The group also added that some kind of "evil" is "woven" into the fabric of Vick's character and that "whatever it is within Michael Vick that made him capable of performing violent acts against innocent animals for entertainment and profit is not something that goes away." 

Speaking at Fox's media day, Fox Sports president Eric Shanks told USA Today Sports that the network "absolutely and completely" understands the position of the group but is still OK moving forward with Vick as part of the team.

"We absolutely and completely understand," Shanks said. "It's not a different reaction than what we had prepared ourselves for internally at Fox Sports. We discuss it. We talk about what happened then. What type of person is Mike is now? What debt has he paid to society? We still believe it's the right thing to do."

And Shanks and the crew at Fox knew this could be a possibility.

"Clearly, we knew that there was potential to be a reaction," Shanks said. "We spent a lot of time with Mike. We looked at his experience playing in the league after he paid his debt to society.

"We looked at his interaction and support he's gotten from people like Andy Reid at the Chiefs and (former NFL coach) Tony Dungy. Over the last 10 or 11 years, not only has he paid his debt to society, but he's done everything a person who has made a terrible mistake like that can do. We felt it was the right person at the right time for us."

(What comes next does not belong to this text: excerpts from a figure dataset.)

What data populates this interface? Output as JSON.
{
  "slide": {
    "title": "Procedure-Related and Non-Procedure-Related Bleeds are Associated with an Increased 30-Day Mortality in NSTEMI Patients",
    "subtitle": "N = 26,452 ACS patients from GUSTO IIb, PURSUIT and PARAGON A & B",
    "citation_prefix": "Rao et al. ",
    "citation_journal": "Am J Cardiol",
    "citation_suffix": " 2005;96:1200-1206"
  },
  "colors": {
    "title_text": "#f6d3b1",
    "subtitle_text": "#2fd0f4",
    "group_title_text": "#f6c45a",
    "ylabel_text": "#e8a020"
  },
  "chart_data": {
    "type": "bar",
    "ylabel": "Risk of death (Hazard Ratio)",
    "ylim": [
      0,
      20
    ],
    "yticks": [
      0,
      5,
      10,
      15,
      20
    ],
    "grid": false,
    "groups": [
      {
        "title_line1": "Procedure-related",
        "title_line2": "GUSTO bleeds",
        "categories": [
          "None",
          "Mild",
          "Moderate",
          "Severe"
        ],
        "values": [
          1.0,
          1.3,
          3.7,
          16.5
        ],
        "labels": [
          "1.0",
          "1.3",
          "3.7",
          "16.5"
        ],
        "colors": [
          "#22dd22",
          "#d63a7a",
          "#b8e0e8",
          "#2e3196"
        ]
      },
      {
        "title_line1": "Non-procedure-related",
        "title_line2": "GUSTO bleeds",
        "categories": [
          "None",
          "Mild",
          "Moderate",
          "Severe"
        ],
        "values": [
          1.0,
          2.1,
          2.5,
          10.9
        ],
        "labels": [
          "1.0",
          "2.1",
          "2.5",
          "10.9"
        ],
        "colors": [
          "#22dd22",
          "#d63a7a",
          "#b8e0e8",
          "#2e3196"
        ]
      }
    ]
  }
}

That's the thing: Vick went to jail and lost millions and millions of dollars. He has since earned himself more money by virtue of receiving a second chance at football and becoming the NFL's Comeback Player of the Year in 2010. Now he's earning himself more money by working for Fox. 

He spent time in prison. He paid his debt. The stuff he did was awful and completely horrific. But at some point everyone deserves some forgiveness.